Anna Krien, Into the woods
How can so many people all be looking at the same thing and see it so differently? The man moseying around in front of me looks at a 300-year old tree and sees a nursing home, while an activist twenty minutes down the road sees a block of flats for furry and feathered creatures.
Vive la différence? Or not! Anna Krien’s Into the woods is an exposé of the decades long battle in Tasmania for its forests, particularly its old-growth native forests. For those who don’t know, Tasmania is Australia’s southern island state. It is famous for its beauty and its wilderness but also, it seems, for its Vs, that is, vitriol, violence and vigilantism. You see, being a small island state, with only 500,000 people, it’s a challenge to keep its economy in the black. Sawmilling and, more recently and more controversially, woodchipping have played an important role in maintaining its economy. It is this controversy – particularly surrounding woodchips – that Krien explores in her book.
On the cover is a “blurb” by Chloe Hooper who wrote The tall man about the death in custody of an indigenous man on Palm Island. This provides a clue to the book’s style, and that is that the author, like Hooper, engages personally in the situation, meeting with parties on all sides of the conflict. In Krien’s case this meant meeting ferals, environmentalists, politicians, loggers, whistleblowers, craftsmen and businessmen.
Krien has organised the book into five thematic sections:
- Ratbags: the new generation protesters, or ferals, who live pretty primitively on/near the site they are protecting and who are often in conflict with older activists
- Loggers: the logging industry workers who range across a wide range of jobs in the industry and are also often conflict with each other
- The company: Gunns Ltd, the main player in the Tasmanian logging industry, meddler (if so benign a term can be used) in politics, and initiator of the Gunns 20 lawsuit
- Groundswell: change agents such as whistle blowers, proponents of the “rights” of nature, and shareholders wanting ethical investments
- The mill: Gunns pulp mill saga, the beginning of the an end?
The story is a complex one, delving into competing interests within the logging industry itself – sawlogs versus woodchips, old-growth versus regrowth native forests versus plantations, public versus private forests – not to mention dissension amongst environmentalists and some very dirty politics. It is a story about jobs versus the environment and the “rights” of nature, of different value systems that set “unmanned” pristine forests against “manned” ones. It is a story of blaming and buck passing. And it is a story of half-truths and distorted truths, all in the name of defending one’s own patch. “I am on a journey through selective truths”, she writes at one point in the book.
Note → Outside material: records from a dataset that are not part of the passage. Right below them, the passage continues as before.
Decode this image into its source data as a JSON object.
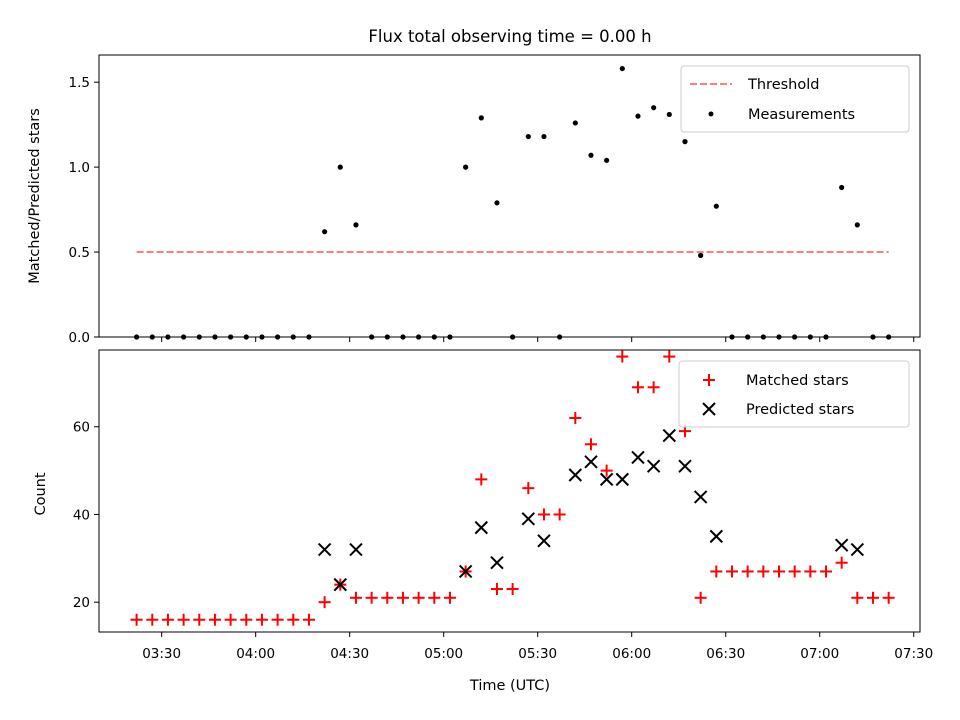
{
  "chart_data": [
    {
      "type": "scatter",
      "title": "Flux total observing time = 0.00 h",
      "xlabel": "",
      "ylabel": "Matched/Predicted stars",
      "ylim": [
        0,
        1.66
      ],
      "yticks": [
        0.0,
        0.5,
        1.0,
        1.5
      ],
      "ytick_labels": [
        "0.0",
        "0.5",
        "1.0",
        "1.5"
      ],
      "legend_position": "top-right",
      "threshold": {
        "name": "Threshold",
        "value": 0.5,
        "x_start": "03:22",
        "x_end": "07:22",
        "color": "#ff7f7f",
        "style": "dashed"
      },
      "series": [
        {
          "name": "Measurements",
          "color": "#000000",
          "marker": "dot",
          "x": [
            "03:22",
            "03:27",
            "03:32",
            "03:37",
            "03:42",
            "03:47",
            "03:52",
            "03:57",
            "04:02",
            "04:07",
            "04:12",
            "04:17",
            "04:22",
            "04:27",
            "04:32",
            "04:37",
            "04:42",
            "04:47",
            "04:52",
            "04:57",
            "05:02",
            "05:07",
            "05:12",
            "05:17",
            "05:22",
            "05:27",
            "05:32",
            "05:37",
            "05:42",
            "05:47",
            "05:52",
            "05:57",
            "06:02",
            "06:07",
            "06:12",
            "06:17",
            "06:22",
            "06:27",
            "06:32",
            "06:37",
            "06:42",
            "06:47",
            "06:52",
            "06:57",
            "07:02",
            "07:07",
            "07:12",
            "07:17",
            "07:22"
          ],
          "y": [
            0,
            0,
            0,
            0,
            0,
            0,
            0,
            0,
            0,
            0,
            0,
            0,
            0.62,
            1.0,
            0.66,
            0,
            0,
            0,
            0,
            0,
            0,
            1.0,
            1.29,
            0.79,
            0,
            1.18,
            1.18,
            0,
            1.26,
            1.07,
            1.04,
            1.58,
            1.3,
            1.35,
            1.31,
            1.15,
            0.48,
            0.77,
            0,
            0,
            0,
            0,
            0,
            0,
            0,
            0.88,
            0.66,
            0,
            0
          ]
        }
      ]
    },
    {
      "type": "scatter",
      "title": "",
      "xlabel": "Time (UTC)",
      "ylabel": "Count",
      "ylim": [
        13.2,
        77.5
      ],
      "yticks": [
        20,
        40,
        60
      ],
      "ytick_labels": [
        "20",
        "40",
        "60"
      ],
      "xlim": [
        "03:10",
        "07:32"
      ],
      "xticks": [
        "03:30",
        "04:00",
        "04:30",
        "05:00",
        "05:30",
        "06:00",
        "06:30",
        "07:00",
        "07:30"
      ],
      "legend_position": "top-right",
      "series": [
        {
          "name": "Matched stars",
          "color": "#ff0000",
          "marker": "plus",
          "x": [
            "03:22",
            "03:27",
            "03:32",
            "03:37",
            "03:42",
            "03:47",
            "03:52",
            "03:57",
            "04:02",
            "04:07",
            "04:12",
            "04:17",
            "04:22",
            "04:27",
            "04:32",
            "04:37",
            "04:42",
            "04:47",
            "04:52",
            "04:57",
            "05:02",
            "05:07",
            "05:12",
            "05:17",
            "05:22",
            "05:27",
            "05:32",
            "05:37",
            "05:42",
            "05:47",
            "05:52",
            "05:57",
            "06:02",
            "06:07",
            "06:12",
            "06:17",
            "06:22",
            "06:27",
            "06:32",
            "06:37",
            "06:42",
            "06:47",
            "06:52",
            "06:57",
            "07:02",
            "07:07",
            "07:12",
            "07:17",
            "07:22"
          ],
          "y": [
            16,
            16,
            16,
            16,
            16,
            16,
            16,
            16,
            16,
            16,
            16,
            16,
            20,
            24,
            21,
            21,
            21,
            21,
            21,
            21,
            21,
            27,
            48,
            23,
            23,
            46,
            40,
            40,
            62,
            56,
            50,
            76,
            69,
            69,
            76,
            59,
            21,
            27,
            27,
            27,
            27,
            27,
            27,
            27,
            27,
            29,
            21,
            21,
            21
          ]
        },
        {
          "name": "Predicted stars",
          "color": "#000000",
          "marker": "x",
          "x": [
            "04:22",
            "04:27",
            "04:32",
            "05:07",
            "05:12",
            "05:17",
            "05:27",
            "05:32",
            "05:42",
            "05:47",
            "05:52",
            "05:57",
            "06:02",
            "06:07",
            "06:12",
            "06:17",
            "06:22",
            "06:27",
            "07:07",
            "07:12"
          ],
          "y": [
            32,
            24,
            32,
            27,
            37,
            29,
            39,
            34,
            49,
            52,
            48,
            48,
            53,
            51,
            58,
            51,
            44,
            35,
            33,
            32
          ]
        }
      ]
    }
  ]
}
This issue of “truths” is beautifully conveyed in her discussion of the timber industry’s language:
I find myself constantly having to decipher new words. Nature needs “disturbance”, logging is “harvesting”, deforestation is “afforestation”, burning woodchips for electricity is a form of “bio-fuel” or “renewable energy”. Woodchips are “feedstock”, while the non-commercial attributes of a forest are “non-wood values”.
The word-games though work on both sides. As she says, “evoking napalm, Hiroshima and the holocaust to describe logging is manipulative”.
A major argument presented by the logging workers is the economic one – jobs – but Krien estimates from the information given her that forestry “accounts for no more than 3% of the workforce”. In fact, she suggests that machines may be a bigger threat to timber jobs than “any greenie”. The more cynical amongst us might think that it is not so much about “jobs” but about “big business”. Sometimes, of course, big business means jobs, but that’s not always necessarily so, not if much of the work can be automated (or, sometimes, though not necessarily here, moved off-shore).
I can’t begin to convey all the information she presents in this book – the history, the statistics, the science, the criss-crossing relationships, not to mention the people, the overt and covert deals, and the truly horrifying violence (both actual and threatened). There are times when I started to feel bogged down in the complexity of it all, but I was reassured when I realised she was feeling it too. She is, in fact, like Hooper, taking us on a journey – but it is a journey that, despite her very real efforts to explore the whole story, does lean to one side, that of those who wish to protect not destroy. As she says in the last chapter:
I’ve tried to balance my seesaw heart, carefully weighing up each argument. But there is something about this island that wants you to choose sides.
I can understand that – it is, in many ways, a magical place. However, I do have one complaint about the book – my ongoing one for books of this ilk – and that is its lack of an index. It is jam-packed with people, events, places, philosophies and theories but how can the casual reader or researcher find them?
And so, is there a resolution to it all? Well no, but there is, she says, a universal story:
… in the greater scheme of things, the island is nothing but a drop in the ocean. But the story is universal – and what goes on in Tasmania goes on in the Pacific islands, in other continents, until it all comes back over the ice to Tasmania again. … Deep down in our bones we must know – we must know that nothing we do is done in isolation. Cause and effect: how did it get so noisy in between?
How indeed? Read this thoughtful, throughly researched book, and you will, unfortunately, find out.